The Jewish cemetery

The Jewish presence in Thessaloniki began in the Hellenistic and Roman times. When the Greek army conquered Thessaloniki in 1912, it essentially seized a multiethnic, multi-religious city where Jewish residents constituted the largest population group. In the context of the emerging nationalism of the era, the popularity of the Great Idea (the irredentist concept of reviving the Byzantine Empire), and the formation of the Greek nation-state, the Jewish presence in Thessaloniki was highly problematic. The ‘issue’ was resolved through the ‘final solution’ during the city’s Nazi occupation, the Holocaust and the extermination of almost 97% of Thessaloniki’s Jewish population. An important aspect of the erasure of Jewish presence and memory in the city was the destruction of the Jewish cemetery which had operated in Thessaloniki for five centuries.

The Jewish cemetery was located on what today is the site of the Aristotle University of Thessaloniki, covered a surface area of more than 35 hectares and had more than 300,000 graves. After the Great Fire of 1917, the zoning plan proposed by the French urban planner Ernest Hébrard called for the creation of green spaces and the establishment of a university campus in the location of the Jewish cemetery.

During the interwar period, several decisions dictating the forced expropriation and conversion of parts of the cemetery were rescinded thanks to the efforts of the Jewish community. In 1930, refugees living to the east of the cemetery vandalized 70 graves ‘because, due to a decision by the Cemetery Committee of the Jewish Community, the cemetery gates closed at 9 p.m., preventing people from using the cemetery as a shortcut on their way home’. In 1931, after the pogrom against the Campbell Jewish Quarter, members of the nationalist organisation ‘3E’ ‘charged into the Jewish cemetery and destroyed hundreds of graves’.

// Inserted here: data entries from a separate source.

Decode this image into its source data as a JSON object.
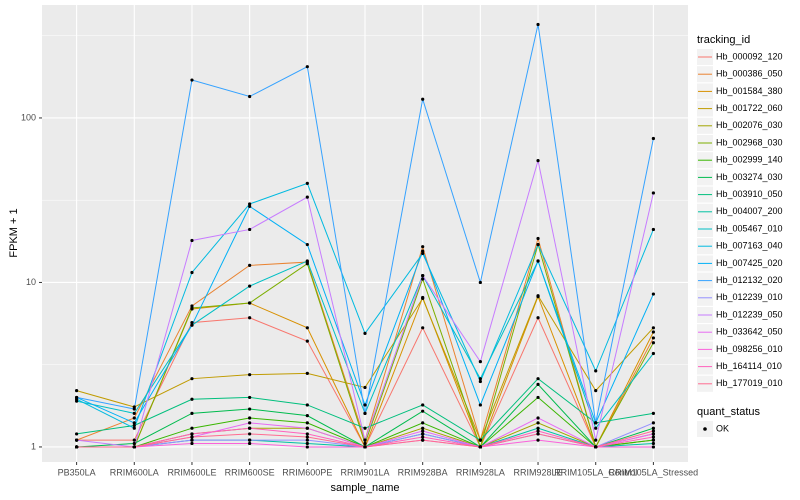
{
  "chart_data": {
    "type": "line",
    "x_label": "sample_name",
    "y_label": "FPKM + 1",
    "categories": [
      "PB350LA",
      "RRIM600LA",
      "RRIM600LE",
      "RRIM600SE",
      "RRIM600PE",
      "RRIM901LA",
      "RRIM928BA",
      "RRIM928LA",
      "RRIM928LE",
      "RRIM105LA_Control",
      "RRIM105LA_Stressed"
    ],
    "ylim": [
      0.81,
      486
    ],
    "yticks": [
      1,
      10,
      100
    ],
    "log_y": true,
    "grid": true,
    "legend_title": "tracking_id",
    "legend_position": "right",
    "point_legend_title": "quant_status",
    "point_legend_label": "OK",
    "point_color": "#000000",
    "series": [
      {
        "name": "Hb_000092_120",
        "color": "#F8766D",
        "values": [
          1.1,
          1.1,
          5.7,
          6.1,
          4.4,
          1.0,
          5.3,
          1.0,
          6.1,
          1.0,
          1.2
        ]
      },
      {
        "name": "Hb_000386_050",
        "color": "#EA8331",
        "values": [
          1.1,
          1.5,
          7.2,
          12.7,
          13.3,
          1.1,
          16.5,
          1.1,
          18.5,
          1.0,
          4.6
        ]
      },
      {
        "name": "Hb_001584_380",
        "color": "#D89000",
        "values": [
          1.0,
          1.0,
          6.9,
          7.5,
          5.3,
          1.0,
          8.1,
          1.0,
          8.2,
          1.0,
          5.0
        ]
      },
      {
        "name": "Hb_001722_060",
        "color": "#C09B00",
        "values": [
          2.2,
          1.75,
          2.6,
          2.75,
          2.8,
          2.3,
          8.0,
          1.1,
          8.3,
          2.2,
          5.3
        ]
      },
      {
        "name": "Hb_002076_030",
        "color": "#A3A500",
        "values": [
          1.0,
          1.0,
          1.2,
          1.3,
          1.3,
          1.0,
          1.3,
          1.0,
          1.4,
          1.0,
          1.1
        ]
      },
      {
        "name": "Hb_002968_030",
        "color": "#7CAE00",
        "values": [
          1.0,
          1.0,
          7.0,
          7.5,
          13.0,
          1.05,
          10.5,
          1.0,
          17.0,
          1.0,
          4.3
        ]
      },
      {
        "name": "Hb_002999_140",
        "color": "#39B600",
        "values": [
          1.0,
          1.0,
          1.3,
          1.5,
          1.4,
          1.0,
          1.4,
          1.0,
          2.0,
          1.0,
          1.1
        ]
      },
      {
        "name": "Hb_003274_030",
        "color": "#00BB4E",
        "values": [
          1.0,
          1.05,
          1.6,
          1.7,
          1.55,
          1.0,
          1.65,
          1.0,
          2.4,
          1.0,
          1.3
        ]
      },
      {
        "name": "Hb_003910_050",
        "color": "#00BF7D",
        "values": [
          1.2,
          1.35,
          1.95,
          2.0,
          1.8,
          1.3,
          1.8,
          1.1,
          2.6,
          1.4,
          1.6
        ]
      },
      {
        "name": "Hb_004007_200",
        "color": "#00C1A3",
        "values": [
          1.0,
          1.0,
          1.1,
          1.1,
          1.05,
          1.0,
          1.2,
          1.0,
          1.3,
          1.0,
          1.05
        ]
      },
      {
        "name": "Hb_005467_010",
        "color": "#00BFC4",
        "values": [
          1.9,
          1.6,
          5.5,
          9.5,
          13.5,
          1.6,
          11.0,
          2.6,
          13.5,
          1.3,
          3.7
        ]
      },
      {
        "name": "Hb_007163_040",
        "color": "#00BAE0",
        "values": [
          1.95,
          1.3,
          11.5,
          30.0,
          40.0,
          4.9,
          15.0,
          2.5,
          17.0,
          2.9,
          21.0
        ]
      },
      {
        "name": "Hb_007425_020",
        "color": "#00B0F6",
        "values": [
          2.0,
          1.4,
          5.5,
          29.0,
          17.0,
          1.8,
          15.5,
          1.8,
          13.5,
          1.4,
          8.5
        ]
      },
      {
        "name": "Hb_012132_020",
        "color": "#35A2FF",
        "values": [
          2.0,
          1.7,
          170,
          135,
          205,
          1.6,
          130,
          10.0,
          370,
          1.4,
          75
        ]
      },
      {
        "name": "Hb_012239_010",
        "color": "#9590FF",
        "values": [
          1.0,
          1.0,
          1.1,
          1.1,
          1.1,
          1.0,
          1.2,
          1.0,
          1.2,
          1.0,
          1.4
        ]
      },
      {
        "name": "Hb_012239_050",
        "color": "#C77CFF",
        "values": [
          1.1,
          1.0,
          18.0,
          21.0,
          33.0,
          1.1,
          11.0,
          3.3,
          55.0,
          1.1,
          35.0
        ]
      },
      {
        "name": "Hb_033642_050",
        "color": "#E76BF3",
        "values": [
          1.0,
          1.0,
          1.15,
          1.4,
          1.3,
          1.0,
          1.25,
          1.0,
          1.5,
          1.0,
          1.2
        ]
      },
      {
        "name": "Hb_098256_010",
        "color": "#FA62DB",
        "values": [
          1.0,
          1.0,
          1.05,
          1.05,
          1.0,
          1.0,
          1.1,
          1.0,
          1.1,
          1.0,
          1.0
        ]
      },
      {
        "name": "Hb_164114_010",
        "color": "#FF62BC",
        "values": [
          1.0,
          1.0,
          1.2,
          1.3,
          1.2,
          1.0,
          1.15,
          1.0,
          1.25,
          1.0,
          1.15
        ]
      },
      {
        "name": "Hb_177019_010",
        "color": "#FF6C91",
        "values": [
          1.0,
          1.0,
          1.15,
          1.2,
          1.15,
          1.0,
          1.1,
          1.0,
          1.2,
          1.0,
          1.25
        ]
      }
    ]
  }
}
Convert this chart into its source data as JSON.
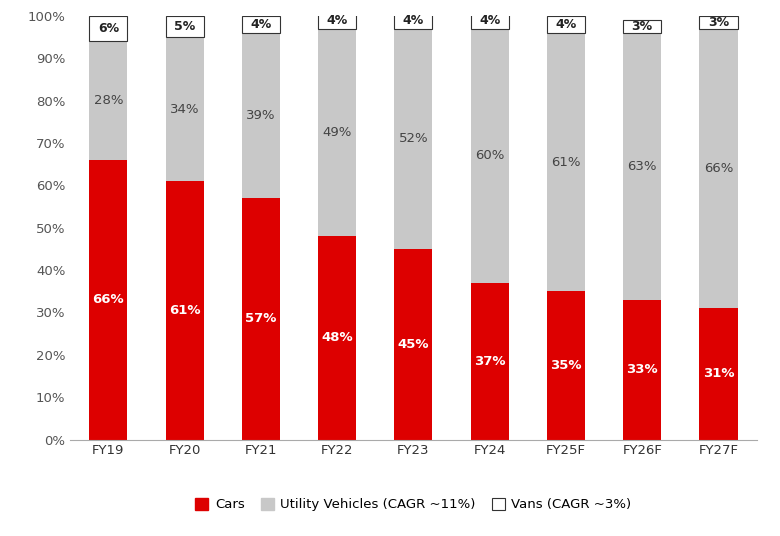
{
  "categories": [
    "FY19",
    "FY20",
    "FY21",
    "FY22",
    "FY23",
    "FY24",
    "FY25F",
    "FY26F",
    "FY27F"
  ],
  "cars": [
    66,
    61,
    57,
    48,
    45,
    37,
    35,
    33,
    31
  ],
  "utility_vehicles": [
    28,
    34,
    39,
    49,
    52,
    60,
    61,
    63,
    66
  ],
  "vans": [
    6,
    5,
    4,
    4,
    4,
    4,
    4,
    3,
    3
  ],
  "cars_color": "#dd0000",
  "uv_color": "#c8c8c8",
  "vans_color": "#ffffff",
  "vans_edgecolor": "#333333",
  "background_color": "#ffffff",
  "ylim": [
    0,
    100
  ],
  "legend_labels": [
    "Cars",
    "Utility Vehicles (CAGR ~11%)",
    "Vans (CAGR ~3%)"
  ],
  "cars_label_fontsize": 9.5,
  "uv_label_fontsize": 9.5,
  "vans_label_fontsize": 9,
  "tick_fontsize": 9.5,
  "legend_fontsize": 9.5,
  "bar_width": 0.5
}
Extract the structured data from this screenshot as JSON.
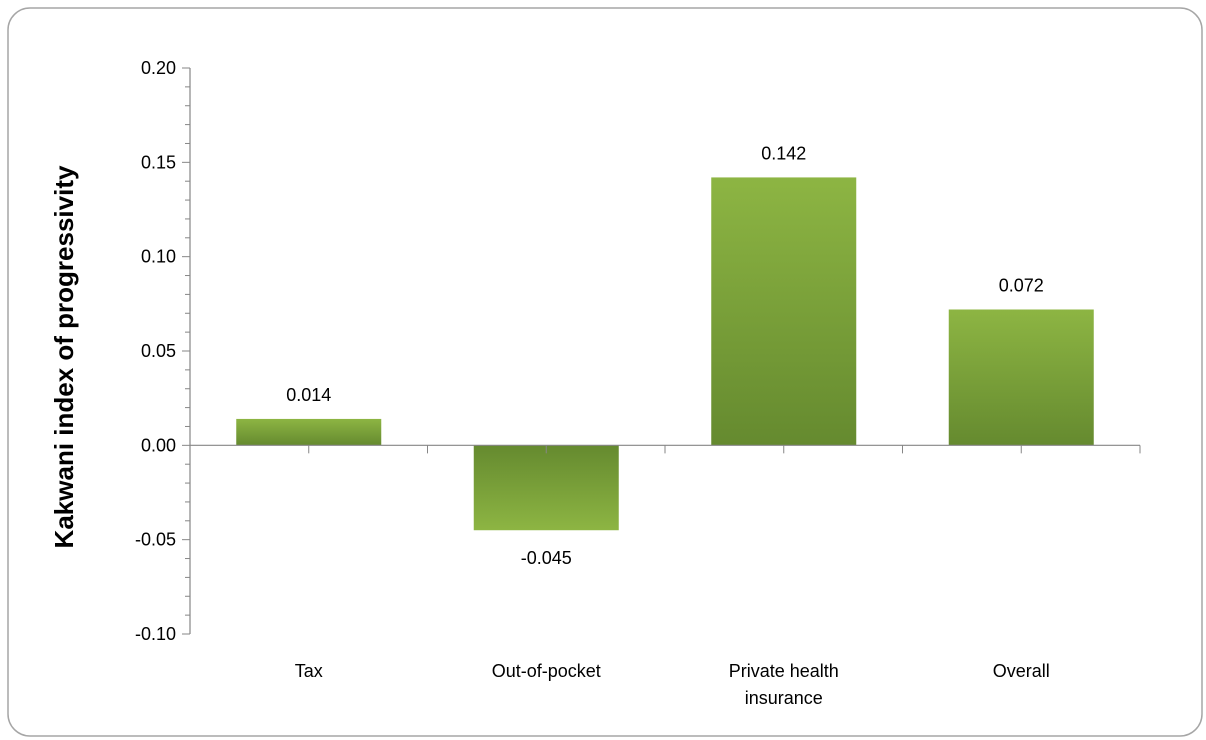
{
  "chart_data": {
    "type": "bar",
    "title": "",
    "xlabel": "",
    "ylabel": "Kakwani index of progressivity",
    "categories": [
      "Tax",
      "Out-of-pocket",
      "Private health insurance",
      "Overall"
    ],
    "category_lines": [
      [
        "Tax"
      ],
      [
        "Out-of-pocket"
      ],
      [
        "Private health",
        "insurance"
      ],
      [
        "Overall"
      ]
    ],
    "values": [
      0.014,
      -0.045,
      0.142,
      0.072
    ],
    "data_labels": [
      "0.014",
      "-0.045",
      "0.142",
      "0.072"
    ],
    "ylim": [
      -0.1,
      0.2
    ],
    "yticks": [
      0.2,
      0.15,
      0.1,
      0.05,
      0.0,
      -0.05,
      -0.1
    ],
    "ytick_labels": [
      "0.20",
      "0.15",
      "0.10",
      "0.05",
      "0.00",
      "-0.05",
      "-0.10"
    ],
    "grid": false,
    "legend": "none",
    "colors": {
      "bar_top": "#8DB543",
      "bar_bottom": "#658A2F",
      "axis": "#868686",
      "border": "#A6A6A6"
    }
  }
}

The final destruction of the cemetery took place during the Nazi occupation of Thessaloniki. While the city’s Jewish residents were confined in ghettos, the cemetery was looted and the stolen bricks and marble gravestones were used as building materials. In the words of Ilias Petropoulos: ‘At first, the looting took place after dark. But when the rabble learned that the “Holy” Church and the Municipality of Thessaloniki had officially joined the plunder, the whole city got to work. You could see whole families stealing bricks and pieces of marble. Even today, I can find and photograph marble gravestones built into yards all over Thessaloniki’.

The landing of the residence on Limnaiou Street, where we are now standing, is one of those gravestones. Houses, roads, churches, courtyards, all built with gravestones: an image that perfectly captures the trauma that has been so well hidden in every corner of the city.